Der Begriff einer "Hexe" setzte sich erst spät im Laufe des Mittelalters und dann insbesondere in der wissenschaftlichen Untersuchung des Phänomens „Hexenverfolgung“ allgemein durch. Zur Anwendung des Begriffs auf Männer als „Hexer“ oder „Hexenmeister“. Unter dem Begriff Hexen sind auch Menschen mit besonderem Wissen, niedere mythische Wesen oder Göttinnen vor- bzw. nichtchristlicher Religionen zu verstehen. [1]

Doch unter den halbvergessenen Sitten, traditionellen Geschichten, alten Liedern, volkstümlichen Spielen und Tänzen sind die Schlüssel zu einem großen Schatz an Weisheit, ungeschriebener Überlieferung und magischen Künsten zu finden.

Verschiedene Arten der Hexerei (wnord. fordaeðuskapr, trolldómr, aengl. lyblác) zählten allerdings schon früh im Mittelalter strafrechtlich zur Zauberei, darunter z.B. die Wahrsagerei, Kannibalismus, das Wettermachen, die Abtreibung oder das Verabreichen von Tränken zur Vernichtung der Fruchtbarkeit. Die Hexe wurde in schwereren Fällen mit dem Tode, insbesondere Verbrennen bestraft, oder mit Verknechtung, in leichteren mit Buße. [2]

Wortgebrauch

Die Wurzeln des deutschen Wortes Hexe finden sich nur im westgermanischen Sprachraum: mhd. hecse, hesse, ahd. hagzissa, hagazussa, mndl. haghetisse, ae. hægtesse. Die genaue Wortbedeutung ist ungeklärt; der erste Bestandteil von hagazussa ist wahrscheinlich ahd. hag ‚Einhegung, Schanze; Gehege, Gebüsch‘, der zweite ist möglicherweise mit norwegisch tysja ‚Elbin‘ und tusul ‚Gespenst‘ (vgl. auch dän. tøs, schwed. tös ‚Mädchen‘, norw. (mdrtl.) taus ‚Dienstmädchen‘) verwandt, also vermutlich ein auf Hecken oder Grenzen befindlicher Geist.
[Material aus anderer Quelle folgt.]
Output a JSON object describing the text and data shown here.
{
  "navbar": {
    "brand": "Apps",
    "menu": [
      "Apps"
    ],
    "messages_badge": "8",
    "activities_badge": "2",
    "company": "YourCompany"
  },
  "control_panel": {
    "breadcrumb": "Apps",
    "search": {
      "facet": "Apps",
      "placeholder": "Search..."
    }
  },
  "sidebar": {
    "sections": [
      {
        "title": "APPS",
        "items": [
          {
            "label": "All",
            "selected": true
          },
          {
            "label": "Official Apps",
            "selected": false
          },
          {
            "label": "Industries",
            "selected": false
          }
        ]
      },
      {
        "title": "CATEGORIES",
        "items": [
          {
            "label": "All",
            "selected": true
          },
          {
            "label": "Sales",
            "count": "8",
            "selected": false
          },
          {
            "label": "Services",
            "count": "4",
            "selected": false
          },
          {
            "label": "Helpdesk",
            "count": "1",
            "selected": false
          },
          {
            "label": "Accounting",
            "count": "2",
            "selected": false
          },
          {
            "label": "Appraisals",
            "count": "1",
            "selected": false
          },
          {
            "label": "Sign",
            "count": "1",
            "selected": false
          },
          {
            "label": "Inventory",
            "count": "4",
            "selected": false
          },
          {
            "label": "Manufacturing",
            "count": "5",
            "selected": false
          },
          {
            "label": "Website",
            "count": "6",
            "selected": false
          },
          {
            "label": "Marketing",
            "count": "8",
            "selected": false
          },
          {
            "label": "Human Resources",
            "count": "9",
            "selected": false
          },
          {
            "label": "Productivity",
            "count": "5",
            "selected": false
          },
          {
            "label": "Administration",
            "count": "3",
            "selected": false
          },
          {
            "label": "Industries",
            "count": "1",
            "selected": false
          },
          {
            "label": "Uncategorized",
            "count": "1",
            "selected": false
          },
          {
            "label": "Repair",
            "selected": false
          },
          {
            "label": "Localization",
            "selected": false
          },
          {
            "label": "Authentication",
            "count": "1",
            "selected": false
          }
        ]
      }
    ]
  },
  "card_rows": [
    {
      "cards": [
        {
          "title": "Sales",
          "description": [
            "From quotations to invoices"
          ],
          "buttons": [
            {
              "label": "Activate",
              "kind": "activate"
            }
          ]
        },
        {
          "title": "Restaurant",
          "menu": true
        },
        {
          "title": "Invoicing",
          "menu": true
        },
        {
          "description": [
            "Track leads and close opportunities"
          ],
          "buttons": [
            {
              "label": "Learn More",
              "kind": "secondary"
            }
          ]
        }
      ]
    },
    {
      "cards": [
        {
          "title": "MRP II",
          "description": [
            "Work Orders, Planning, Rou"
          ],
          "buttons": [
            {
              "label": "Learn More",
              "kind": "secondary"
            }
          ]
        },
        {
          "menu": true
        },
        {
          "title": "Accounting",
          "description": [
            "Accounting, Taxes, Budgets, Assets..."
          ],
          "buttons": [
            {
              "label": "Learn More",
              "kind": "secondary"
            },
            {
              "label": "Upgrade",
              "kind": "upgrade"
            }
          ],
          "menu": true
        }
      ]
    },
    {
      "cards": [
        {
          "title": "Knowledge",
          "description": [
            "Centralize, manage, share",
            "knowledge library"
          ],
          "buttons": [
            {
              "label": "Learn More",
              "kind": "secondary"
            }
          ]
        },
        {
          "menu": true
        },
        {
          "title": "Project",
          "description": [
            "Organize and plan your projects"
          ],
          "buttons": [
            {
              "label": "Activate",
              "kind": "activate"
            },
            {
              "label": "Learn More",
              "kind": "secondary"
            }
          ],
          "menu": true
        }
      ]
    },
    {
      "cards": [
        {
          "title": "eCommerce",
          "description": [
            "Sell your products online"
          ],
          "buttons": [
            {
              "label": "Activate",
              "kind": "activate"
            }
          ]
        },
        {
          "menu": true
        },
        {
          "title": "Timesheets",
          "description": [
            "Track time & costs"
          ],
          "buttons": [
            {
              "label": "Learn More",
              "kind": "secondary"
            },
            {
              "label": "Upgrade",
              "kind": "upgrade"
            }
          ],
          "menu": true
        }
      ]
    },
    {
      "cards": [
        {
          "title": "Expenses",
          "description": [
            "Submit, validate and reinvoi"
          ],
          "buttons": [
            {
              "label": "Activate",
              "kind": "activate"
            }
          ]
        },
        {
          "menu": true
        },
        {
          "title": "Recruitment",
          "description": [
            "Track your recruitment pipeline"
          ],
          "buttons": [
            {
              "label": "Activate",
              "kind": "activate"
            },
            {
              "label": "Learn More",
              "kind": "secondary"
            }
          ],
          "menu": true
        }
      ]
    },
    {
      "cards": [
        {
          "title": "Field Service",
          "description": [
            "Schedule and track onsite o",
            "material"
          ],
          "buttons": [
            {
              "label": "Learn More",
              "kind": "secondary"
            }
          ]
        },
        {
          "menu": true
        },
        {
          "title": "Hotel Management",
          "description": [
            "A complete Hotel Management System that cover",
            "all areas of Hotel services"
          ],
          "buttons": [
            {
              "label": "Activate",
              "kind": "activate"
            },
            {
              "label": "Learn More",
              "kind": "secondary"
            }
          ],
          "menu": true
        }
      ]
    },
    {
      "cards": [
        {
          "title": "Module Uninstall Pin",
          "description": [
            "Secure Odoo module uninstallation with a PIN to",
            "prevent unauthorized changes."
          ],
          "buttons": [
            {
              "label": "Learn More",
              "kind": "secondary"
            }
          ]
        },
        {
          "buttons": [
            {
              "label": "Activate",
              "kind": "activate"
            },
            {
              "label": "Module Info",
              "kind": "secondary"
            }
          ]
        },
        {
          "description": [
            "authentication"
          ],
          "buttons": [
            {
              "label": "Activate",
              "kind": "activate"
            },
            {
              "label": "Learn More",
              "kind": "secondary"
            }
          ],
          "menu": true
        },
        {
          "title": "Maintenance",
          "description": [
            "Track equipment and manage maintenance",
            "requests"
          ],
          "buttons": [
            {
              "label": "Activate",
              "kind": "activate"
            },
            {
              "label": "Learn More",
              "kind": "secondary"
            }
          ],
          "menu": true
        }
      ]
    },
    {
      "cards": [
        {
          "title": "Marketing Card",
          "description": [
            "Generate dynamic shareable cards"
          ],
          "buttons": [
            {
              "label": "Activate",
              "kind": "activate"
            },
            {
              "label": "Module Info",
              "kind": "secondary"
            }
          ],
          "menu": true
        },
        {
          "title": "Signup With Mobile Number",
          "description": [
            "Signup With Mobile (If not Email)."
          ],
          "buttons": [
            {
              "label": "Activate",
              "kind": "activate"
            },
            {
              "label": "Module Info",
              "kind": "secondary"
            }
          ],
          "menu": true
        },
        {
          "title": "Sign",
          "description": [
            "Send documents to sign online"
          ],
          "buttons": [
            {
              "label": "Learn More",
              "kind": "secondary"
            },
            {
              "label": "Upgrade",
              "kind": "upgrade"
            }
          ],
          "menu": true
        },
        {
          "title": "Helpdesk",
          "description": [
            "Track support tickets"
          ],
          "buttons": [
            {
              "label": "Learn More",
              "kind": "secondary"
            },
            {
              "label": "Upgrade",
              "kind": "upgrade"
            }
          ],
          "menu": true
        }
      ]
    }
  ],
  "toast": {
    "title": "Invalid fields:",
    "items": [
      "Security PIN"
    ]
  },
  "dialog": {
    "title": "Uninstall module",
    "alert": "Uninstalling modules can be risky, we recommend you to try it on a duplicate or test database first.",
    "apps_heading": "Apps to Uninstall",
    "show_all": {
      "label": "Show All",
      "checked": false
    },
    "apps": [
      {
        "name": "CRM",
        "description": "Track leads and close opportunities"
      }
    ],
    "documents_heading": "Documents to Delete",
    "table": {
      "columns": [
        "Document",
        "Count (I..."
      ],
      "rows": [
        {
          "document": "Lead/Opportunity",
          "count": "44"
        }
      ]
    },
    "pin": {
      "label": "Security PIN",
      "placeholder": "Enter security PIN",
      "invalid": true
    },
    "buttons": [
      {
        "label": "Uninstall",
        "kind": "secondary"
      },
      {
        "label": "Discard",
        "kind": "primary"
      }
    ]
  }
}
Eine andere Herleitung versteht zussa als „sitzen“, so dass eine hagazussa eine auf oder in der Hecke sitzende Person bezeichnen könnte... Weiterlesen.

Hexerei

Der Begriff "Hexereye" tauchte erstmals 1419 in einem Prozess gegen einen Mann im schweizerischen Luzern auf. Allerdings ist schon 1402/03 in einem Rechnungsbuch aus Schaffhausen von einem „hegsen brand“, also einer Hexenverbrennung, die Rede. [3] Der Malleus Maleficarum des Dominikaners Heinrich Kramer, gen. Institoris nennt die Hexen „maleficae“ anstelle des männlichen Äquivalents "malefici" [Pl.] ursprünglich „Übeltäter“, erst später „Zauberer“.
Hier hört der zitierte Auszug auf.